Alternative DA neurons can be ideal cell sources for cell replacement therapy for Parkinson’s disease. To obtain DA neurons in vitro, various cell types and growth protocols have been developed. Recently, direct conversion methods have become one of the most popular approaches because they sidestep the issue of pluripotent stem cells, which is the main problem for cell therapy. On the other hand, reprogramming efficiency of direct conversions is lower than that from other cell sources. In order to improve DA neuron generation efficiency, we treated the culture media with FGF8 during the direct conversion and expansion period. Early period of cluster-forming and iNPC proliferation stages, did not experience an improved proliferation rate when grown in the presence of FGF8; one explanation for this is that FGF2, not FGF8, is actually the significant influencing factor. FGF2 is known to promote the survival and proliferation of neural precursor cells (19). However, the DA neuron differentiation rate with FGF8 contrasted greatly with the rate of without FGF8 conditions. FGF8-treated groups highly expressed TuJ1+, TH+, and TuJ1+TH+/TH+ cells after differentiation. In particular, DA neuron maturation was confirmed by TH fiber lengths (data not shown). In our work, FGF8 is a morphogenetic factor that was used to understand patterning and maturation of midbrain-type DA neurons.

Unfortunately, other functional markers for DA neurons were not statistically different between the FGF8+ and FGF8− groups. To explain this, we considered the possibility that absence/presence of shh influences the role of FGF8 in DA neuron generation.
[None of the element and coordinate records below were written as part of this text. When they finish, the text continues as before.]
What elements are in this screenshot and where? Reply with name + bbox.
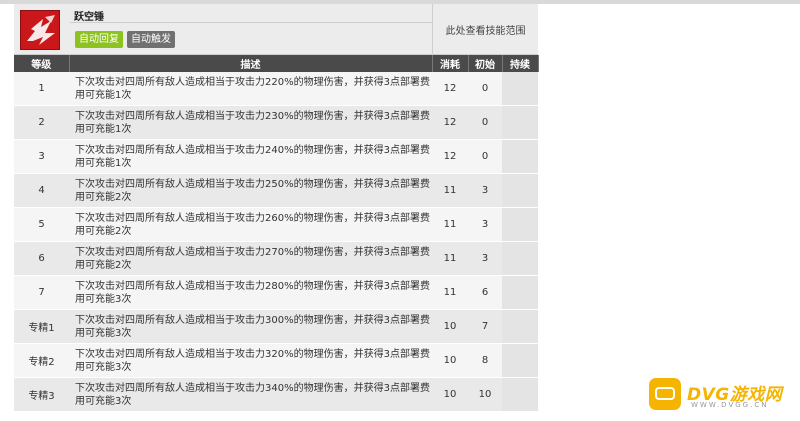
skill-name: 跃空锤 xyxy=(74,12,104,23)
level-cell: 专精1 xyxy=(14,309,69,344)
level-cell: 4 xyxy=(14,173,69,208)
level-cell: 6 xyxy=(14,241,69,276)
description-cell: 下次攻击对四周所有敌人造成相当于攻击力300%的物理伤害，并获得3点部署费用可充… xyxy=(69,309,432,344)
description-cell: 下次攻击对四周所有敌人造成相当于攻击力260%的物理伤害，并获得3点部署费用可充… xyxy=(69,207,432,242)
cost-cell: 11 xyxy=(432,173,468,208)
level-cell: 1 xyxy=(14,72,69,106)
tag-auto-recovery: 自动回复 xyxy=(75,31,123,48)
skill-header: 跃空锤 自动回复 自动触发 此处查看技能范围 xyxy=(14,4,538,55)
divider xyxy=(70,22,432,23)
header-description: 描述 xyxy=(69,55,433,72)
watermark-url: WWW.DVGG.CN xyxy=(691,401,769,409)
header-level: 等级 xyxy=(14,55,70,72)
level-cell: 专精3 xyxy=(14,377,69,412)
cost-cell: 12 xyxy=(432,105,468,140)
cost-cell: 11 xyxy=(432,241,468,276)
initial-cell: 0 xyxy=(468,139,502,174)
level-cell: 3 xyxy=(14,139,69,174)
tag-auto-trigger: 自动触发 xyxy=(127,31,175,48)
description-cell: 下次攻击对四周所有敌人造成相当于攻击力220%的物理伤害，并获得3点部署费用可充… xyxy=(69,72,432,106)
description-cell: 下次攻击对四周所有敌人造成相当于攻击力270%的物理伤害，并获得3点部署费用可充… xyxy=(69,241,432,276)
table-row: 专精2 下次攻击对四周所有敌人造成相当于攻击力320%的物理伤害，并获得3点部署… xyxy=(14,343,538,378)
header-duration: 持续 xyxy=(502,55,539,72)
cost-cell: 10 xyxy=(432,309,468,344)
initial-cell: 0 xyxy=(468,72,502,106)
initial-cell: 6 xyxy=(468,275,502,310)
duration-cell xyxy=(502,173,538,208)
cost-cell: 11 xyxy=(432,207,468,242)
initial-cell: 10 xyxy=(468,377,502,412)
description-cell: 下次攻击对四周所有敌人造成相当于攻击力250%的物理伤害，并获得3点部署费用可充… xyxy=(69,173,432,208)
description-cell: 下次攻击对四周所有敌人造成相当于攻击力240%的物理伤害，并获得3点部署费用可充… xyxy=(69,139,432,174)
skill-range-link[interactable]: 此处查看技能范围 xyxy=(432,4,538,54)
red-hammer-skill-icon xyxy=(20,10,60,50)
table-row: 6 下次攻击对四周所有敌人造成相当于攻击力270%的物理伤害，并获得3点部署费用… xyxy=(14,241,538,276)
level-cell: 2 xyxy=(14,105,69,140)
initial-cell: 0 xyxy=(468,105,502,140)
table-row: 5 下次攻击对四周所有敌人造成相当于攻击力260%的物理伤害，并获得3点部署费用… xyxy=(14,207,538,242)
table-row: 专精3 下次攻击对四周所有敌人造成相当于攻击力340%的物理伤害，并获得3点部署… xyxy=(14,377,538,412)
duration-cell xyxy=(502,72,538,106)
header-initial: 初始 xyxy=(468,55,503,72)
table-row: 3 下次攻击对四周所有敌人造成相当于攻击力240%的物理伤害，并获得3点部署费用… xyxy=(14,139,538,174)
cost-cell: 11 xyxy=(432,275,468,310)
cost-cell: 10 xyxy=(432,377,468,412)
table-header-row: 等级 描述 消耗 初始 持续 xyxy=(14,55,539,72)
initial-cell: 7 xyxy=(468,309,502,344)
cost-cell: 10 xyxy=(432,343,468,378)
initial-cell: 3 xyxy=(468,207,502,242)
table-row: 2 下次攻击对四周所有敌人造成相当于攻击力230%的物理伤害，并获得3点部署费用… xyxy=(14,105,538,140)
level-cell: 5 xyxy=(14,207,69,242)
duration-cell xyxy=(502,377,538,412)
site-watermark: DVG游戏网 WWW.DVGG.CN xyxy=(649,378,794,412)
cost-cell: 12 xyxy=(432,72,468,106)
table-row: 7 下次攻击对四周所有敌人造成相当于攻击力280%的物理伤害，并获得3点部署费用… xyxy=(14,275,538,310)
gamepad-logo-icon xyxy=(649,378,681,410)
description-cell: 下次攻击对四周所有敌人造成相当于攻击力230%的物理伤害，并获得3点部署费用可充… xyxy=(69,105,432,140)
duration-cell xyxy=(502,343,538,378)
duration-cell xyxy=(502,139,538,174)
skill-panel: 跃空锤 自动回复 自动触发 此处查看技能范围 等级 描述 消耗 初始 持续 1 … xyxy=(14,4,539,412)
initial-cell: 8 xyxy=(468,343,502,378)
duration-cell xyxy=(502,309,538,344)
cost-cell: 12 xyxy=(432,139,468,174)
table-row: 1 下次攻击对四周所有敌人造成相当于攻击力220%的物理伤害，并获得3点部署费用… xyxy=(14,72,538,106)
description-cell: 下次攻击对四周所有敌人造成相当于攻击力320%的物理伤害，并获得3点部署费用可充… xyxy=(69,343,432,378)
description-cell: 下次攻击对四周所有敌人造成相当于攻击力280%的物理伤害，并获得3点部署费用可充… xyxy=(69,275,432,310)
gamepad-icon xyxy=(655,387,675,400)
duration-cell xyxy=(502,207,538,242)
duration-cell xyxy=(502,275,538,310)
header-cost: 消耗 xyxy=(432,55,469,72)
initial-cell: 3 xyxy=(468,241,502,276)
description-cell: 下次攻击对四周所有敌人造成相当于攻击力340%的物理伤害，并获得3点部署费用可充… xyxy=(69,377,432,412)
level-cell: 7 xyxy=(14,275,69,310)
duration-cell xyxy=(502,241,538,276)
table-row: 专精1 下次攻击对四周所有敌人造成相当于攻击力300%的物理伤害，并获得3点部署… xyxy=(14,309,538,344)
duration-cell xyxy=(502,105,538,140)
table-row: 4 下次攻击对四周所有敌人造成相当于攻击力250%的物理伤害，并获得3点部署费用… xyxy=(14,173,538,208)
level-cell: 专精2 xyxy=(14,343,69,378)
skill-level-table: 等级 描述 消耗 初始 持续 1 下次攻击对四周所有敌人造成相当于攻击力220%… xyxy=(14,55,539,412)
initial-cell: 3 xyxy=(468,173,502,208)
Shh is required for numerous developmental processes, including specification of ventral cell types in the central nervous system, such as midbrain DA neurons. shh and FGF8, which are soluble neurotrophic factors, have been shown to regulate the initial stages of DA neuronal development and to specify DA progenitors in the ventral area of the midbrain (20). Here our data strongly implicates FGF8 signaling in the regulation of maturation of iNPC-derived DA neurons in vitro. Further to improve the functionality of DA neurons, we will evaluate the effect of a combination of FGF8 and shh in culture.